Make sure to enter your master node IP (or URL if behind a load balancer) and the name of your service account. You can also pass the account name and the contents of the private key as environment variables (SA_NAME and SA_SECRET)

#!/bin/bash
set -o pipefail
# get_sa_token.sh - run inside your restricted environment
# Create RS256 JWT claim for a service account
# and get an auth token based on it.
# Not using any external binaries (jq,python).

# Inspired by https://stackoverflow.com/questions/46657001/how-do-you-create-an-rs256-jwt-assertion-with-bash-shell-scripting/46672439#46672439
MASTER_URL="<Master.IP.or.URL>"
svc_account=${SA_NAME:-"bamboo"}
private_key="${svc_account}-priv.pem"
secret=${SA_SECRET:-"$(cat ${private_key})"}

b64enc() { openssl enc -base64 -A | tr '+/' '-_' | tr -d '='; }
rs_sign() { openssl dgst -binary -sha256 -sign <(printf '%s\n' "$1"); }

# Claim header and payload
header='{"typ":"JWT","alg":"RS256"}'
payload='{"uid":"'${svc_account}'"}'

signed_content="$(printf %s "$header" | b64enc).$(printf %s "$payload" | b64enc)"
sig=$(printf %s "$signed_content" | rs_sign "$secret" | b64enc)
claim=$(printf '%s.%s' "${signed_content}" "${sig}")

echo '{"uid":"'${svc_account}'","token":"'${claim}'"}' > login_token.json
# Request auth token based on the claim
curl --cacert dcos-ca.crt -X POST -H "content-type:application/json" -d @login_token.json  ${MASTER_URL}/acs/api/v1/auth/login > authorization_token.json
# Get just the token part from the json response (no jq)
token=$(cat authorization_token.json | grep "token" | cut -d':' -f2 | tr -d '"' | tr -d [:space:])
echo "${token}" > token

# Cleanup
rm login_token.json authorization_token.json
echo "Done."

Please note that all authentication tokens have a lifespan of 5 days. When the token expires API calls will return a 401 Unauthorized error, and you can programmatically catch it and deal with it, for example you can just re-run the script to get a fresh token.

Now, using the auth token stored in token you can interact with DC/OS services and APIs as allowed by the service account permissions.
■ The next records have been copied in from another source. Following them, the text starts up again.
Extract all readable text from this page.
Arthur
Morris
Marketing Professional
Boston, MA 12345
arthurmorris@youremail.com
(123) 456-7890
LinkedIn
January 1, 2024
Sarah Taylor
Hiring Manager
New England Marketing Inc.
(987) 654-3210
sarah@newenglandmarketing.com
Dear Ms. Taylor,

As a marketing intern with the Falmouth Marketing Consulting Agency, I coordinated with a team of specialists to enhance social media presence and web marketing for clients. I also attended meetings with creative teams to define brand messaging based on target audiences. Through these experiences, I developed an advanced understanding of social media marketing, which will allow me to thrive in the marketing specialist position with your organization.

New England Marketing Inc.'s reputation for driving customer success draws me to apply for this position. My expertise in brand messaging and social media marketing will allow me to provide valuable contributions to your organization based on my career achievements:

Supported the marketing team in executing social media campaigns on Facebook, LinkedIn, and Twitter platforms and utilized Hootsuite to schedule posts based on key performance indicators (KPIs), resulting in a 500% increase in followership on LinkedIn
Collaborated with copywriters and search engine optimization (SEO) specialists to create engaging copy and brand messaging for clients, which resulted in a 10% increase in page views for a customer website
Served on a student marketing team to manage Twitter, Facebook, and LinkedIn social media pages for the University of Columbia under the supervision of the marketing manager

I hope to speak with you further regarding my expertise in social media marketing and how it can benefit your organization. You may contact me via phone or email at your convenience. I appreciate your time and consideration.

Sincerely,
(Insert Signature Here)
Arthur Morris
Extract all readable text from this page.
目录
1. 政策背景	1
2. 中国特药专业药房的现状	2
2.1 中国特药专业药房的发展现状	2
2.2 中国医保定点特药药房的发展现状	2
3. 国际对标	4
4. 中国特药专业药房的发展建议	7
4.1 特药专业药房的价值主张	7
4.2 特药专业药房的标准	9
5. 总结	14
In our case we assigned permissions that should let us spin up apps in Marathon’s /dev service group, to test our set up we can do something like:

echo '{
  "id": "/dev/testapp",
  "instances": 1,
  "portDefinitions": [],
  "container": {
    "type": "DOCKER",
    "volumes": [],
    "docker": {
      "image": "nginx"
    }
  },
  "cpus": 0.1,
  "mem": 128,
  "requirePorts": false,
  "networks": [],
  "healthChecks": [],
  "fetch": [],
  "constraints": []
}' > testapp.json

curl --cacert dcos-ca.crt -H "Content-type: application/json" -H "Authorization: token=$(cat token)" -X POST ${MASTER_URL}/service/marathon/v2/apps -d @testapp.json

That’s it! You should now be able to use DC/OS service accounts to interact with services and APIs even in completely locked down environments.